= Shinjo Naoyori =

Japanese samurai

Shinjō Naoyori (新庄 直頼) was a Japanese samurai of the mid-Sengoku period through early Edo period. The son of Shinjō Naomasa (lord of Asazuma Castle), he served as a retainer of the Azai clan of Ōmi Province. Starting his career as an officer of the Azai clan, he later defected to the Oda clan shortly before the fall of Odani Castle. Naoyori then became a cavalry officer (馬廻り umamawari) under Toyotomi Hideyoshi. He fought under Hideyoshi at the Battle of Yamazaki, and was granted a 12,000 koku fief centered on Takatsuki, in Settsu Province (with holdings in Yamato and Settsu Provinces). Later, in 1591, he received the added role of castle warden (城代 jōdai) of Ōzu Castle. Still later, joining Hideyoshi's expeditionary force at Hizen-Nagoya, Naoyori is said to have fought in Korea.

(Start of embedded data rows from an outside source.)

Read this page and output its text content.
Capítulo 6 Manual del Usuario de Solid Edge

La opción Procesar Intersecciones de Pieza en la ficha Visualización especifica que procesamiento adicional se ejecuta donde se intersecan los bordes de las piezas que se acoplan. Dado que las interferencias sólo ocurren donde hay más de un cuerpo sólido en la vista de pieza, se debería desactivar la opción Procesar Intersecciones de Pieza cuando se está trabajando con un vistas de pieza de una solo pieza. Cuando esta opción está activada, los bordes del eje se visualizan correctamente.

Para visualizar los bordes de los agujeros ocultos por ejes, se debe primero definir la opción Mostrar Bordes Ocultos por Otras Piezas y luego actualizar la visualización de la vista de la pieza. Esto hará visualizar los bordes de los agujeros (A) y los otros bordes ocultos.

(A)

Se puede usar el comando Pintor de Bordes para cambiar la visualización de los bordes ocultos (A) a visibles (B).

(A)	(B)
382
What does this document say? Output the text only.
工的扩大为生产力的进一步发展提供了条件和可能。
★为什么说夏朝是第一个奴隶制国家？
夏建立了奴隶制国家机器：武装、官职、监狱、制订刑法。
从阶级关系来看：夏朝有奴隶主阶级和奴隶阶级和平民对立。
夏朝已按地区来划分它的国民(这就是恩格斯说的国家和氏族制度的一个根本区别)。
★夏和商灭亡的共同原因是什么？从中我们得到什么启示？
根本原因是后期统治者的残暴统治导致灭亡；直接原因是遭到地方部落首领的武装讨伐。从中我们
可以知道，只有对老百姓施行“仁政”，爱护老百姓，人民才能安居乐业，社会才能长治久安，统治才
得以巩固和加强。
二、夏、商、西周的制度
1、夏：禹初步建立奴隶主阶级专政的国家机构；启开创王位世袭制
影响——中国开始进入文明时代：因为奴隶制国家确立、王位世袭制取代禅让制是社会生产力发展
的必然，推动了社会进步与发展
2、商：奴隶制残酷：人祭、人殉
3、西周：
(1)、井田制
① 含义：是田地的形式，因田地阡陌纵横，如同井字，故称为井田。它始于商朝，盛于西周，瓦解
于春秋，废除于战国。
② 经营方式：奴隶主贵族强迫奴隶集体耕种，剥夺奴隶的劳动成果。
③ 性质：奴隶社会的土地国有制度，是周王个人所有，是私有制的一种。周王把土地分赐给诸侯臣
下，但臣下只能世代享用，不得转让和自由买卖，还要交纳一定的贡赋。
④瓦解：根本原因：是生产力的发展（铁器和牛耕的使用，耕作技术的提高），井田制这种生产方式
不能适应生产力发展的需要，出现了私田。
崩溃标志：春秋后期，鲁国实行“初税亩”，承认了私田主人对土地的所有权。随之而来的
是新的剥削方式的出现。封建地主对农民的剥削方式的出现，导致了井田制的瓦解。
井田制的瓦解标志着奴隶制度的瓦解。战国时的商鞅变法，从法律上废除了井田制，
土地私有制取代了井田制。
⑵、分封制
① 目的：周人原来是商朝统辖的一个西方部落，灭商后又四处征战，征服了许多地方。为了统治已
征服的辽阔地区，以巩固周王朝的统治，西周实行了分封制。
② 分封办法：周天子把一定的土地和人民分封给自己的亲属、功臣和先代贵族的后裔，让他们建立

Naoyori fought on the side of Ishida Mitsunari in the Sekigahara Campaign, attacking Tsutsui Sadatsugu's castle of Iga-Ueno. Arrested following the Tokugawa victory, he was placed in the custody of Gamō Hideyuki after the battle. Later pardoned by Ieyasu, he was given a fief of 30,000 koku at Asō in Hitachi Province.